While “girly photography” typically limited itself to the artist’s own life, RINKO KAWAUCHI’s works do not address her own life, but rather life in general. Here, she concentrates on the small, unprepossessing things that surround us in everyday life – flowers, animals, people, water, light. She takes her photographs with a traditional manually operated medium format camera, choosing fields of view that lend the photographed objects an intrinsic beauty. Her photos have a light, solid sense of colour and an exceptionally intimate character that highlights the fleeting nature of perception. Her pictures contain elements of becoming and disappearing, of birth and death. Ultimately, her work can be seen as poetic descriptions of the essence and transience of life.


It is no accident that comparisons are drawn between RINKO KAWAUCHI’s photography and traditional Japanese haiku poetry. This very short form of poem aims to conjure up a brief, fleeting yet highly sensual image. One of the most famous haikus stems from MATSUO BASHO: “Old pond – frogs jumped in – sound of water”. The act of reading evokes – instinctively and spontaneously – the image of an old pond, a jumping frog and the sound of splashing water. However, having been conjured up in an instant in the mind of the reader, it disappears again just as quickly. This notion of a fleeting moment pared down to its essence can also be found in RINKO KAWAUCHI’s photographs, which give a glimpse of the brief emergence of things in the river of life.


In this way, RINKO KAWAUCHI has developed a new photographic aesthetic: “Just when it seems that everything has been photographed, in every possible way, along comes a photographer whose work is so original that the medium is renewed. Such a photographer is RINKO KAWAUCHI, who makes simple, lyrical pictures, so fresh and unusual that they are difficult to describe or classify. Her images document everyday things, yet could not be described as documentary. They are generally light in tone, yet somehow dark in mood.

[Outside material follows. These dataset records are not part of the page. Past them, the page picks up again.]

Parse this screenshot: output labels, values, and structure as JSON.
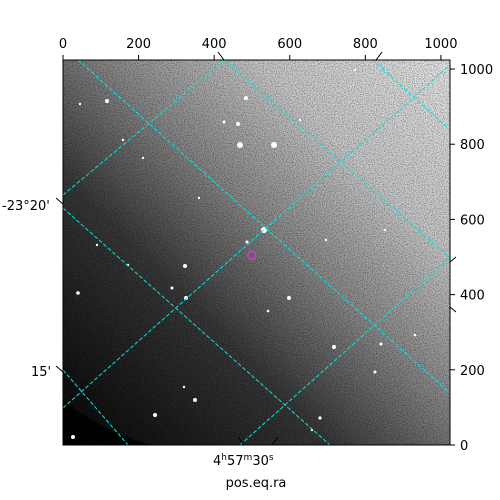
{
  "figure": {
    "xlabel": "pos.eq.ra",
    "ra_label": {
      "h": "4",
      "m": "57",
      "s": "30",
      "h_unit": "h",
      "m_unit": "m",
      "s_unit": "s"
    },
    "dec_labels": [
      "-23°20'",
      "15'"
    ],
    "grid_color": "#00e5e5",
    "marker_color": "#c040c0"
  },
  "chart_data": {
    "type": "scatter",
    "title": "",
    "xlabel": "pos.eq.ra",
    "ylabel": "",
    "xlim": [
      0,
      1024
    ],
    "ylim": [
      0,
      1024
    ],
    "x_ticks": [
      0,
      200,
      400,
      600,
      800,
      1000
    ],
    "y_ticks": [
      0,
      200,
      400,
      600,
      800,
      1000
    ],
    "x_tick_labels": [
      "0",
      "200",
      "400",
      "600",
      "800",
      "1000"
    ],
    "y_tick_labels": [
      "0",
      "200",
      "400",
      "600",
      "800",
      "1000"
    ],
    "grid": true,
    "marker": {
      "x": 500,
      "y": 505
    }
  }
}
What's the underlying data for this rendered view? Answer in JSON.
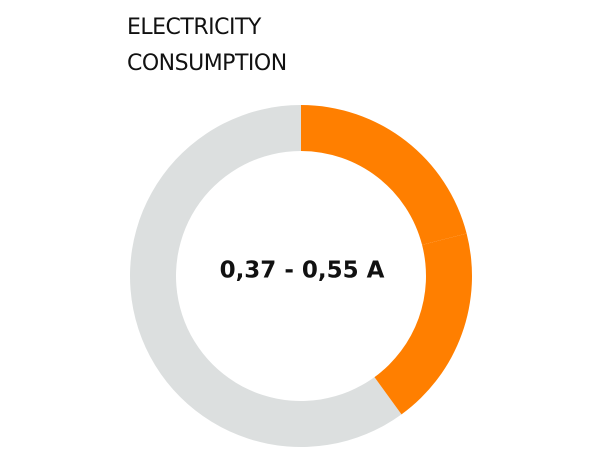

They are almost hallucinatory, yet seem to capture something fundamental about the psychological mood of modern life.” (Garry Badger in Martin Parr, Garry Badger, The Photobook: A History. Vol. 2, London 2006)


Unlike RINKO KAWAUCHI, who focuses on the fleeting perception of life and the transience of everyday things, LIEKO SHIGA explores the world of dreams, myths and legends. The starting point for her photographic works are often interviews in which she asks people about their dreams, fears and experiences that they associate with certain places. In combination with her own memories, emotions or experiences, she then creates complex, fantastical scenarios that are staged in often very elaborate forms. In 2007, LIEKO SHIGA published the shots taken in Australia, Singapore and Northern Japan in the photo book Canary.


The first decade of the new millennium does not just belong to the younger generation of female photographers: at the same time, the handful of female photographers who had made a name for themselves before the advent of “girly photography” enjoyed a higher profile and produced widely regarded new series. Prime examples of these are ASAKO NARAHASHI and MIYAKO ISHIUCHI.


In her 2000 series half awake and half asleep in the water, ASAKO NARAHASHI views Japan from a new, wholly unusual perspective reached by wading into the sea and photographing the coast from the water. This results in exceptional pictures combining two genres, seascape and landscape photography. While the restless water dominates the foreground, shots of coastal landscape with striking mountains or architecture can be seen in the background.


ASAKO NARAHASHI’s pictures can trigger a sense of unease in the beholder: the water seems liable to crash on to the photographer/beholder at any moment – and the coast is quite a distance away. The shore and its architectural forms have shifted from the central perspective and therefore do not convey the usual impression of safety and stability – in fact, it looks as though the land could sink into the sea at any moment. This is a whole new view of Japan. ASAKO NARAHASHI’s photographs no longer show the country that has risen to become one of the most important economic powers in the world, but rather an island state which, following decades of seemingly unstoppable progress, has become unstable and is now threatened with extinction.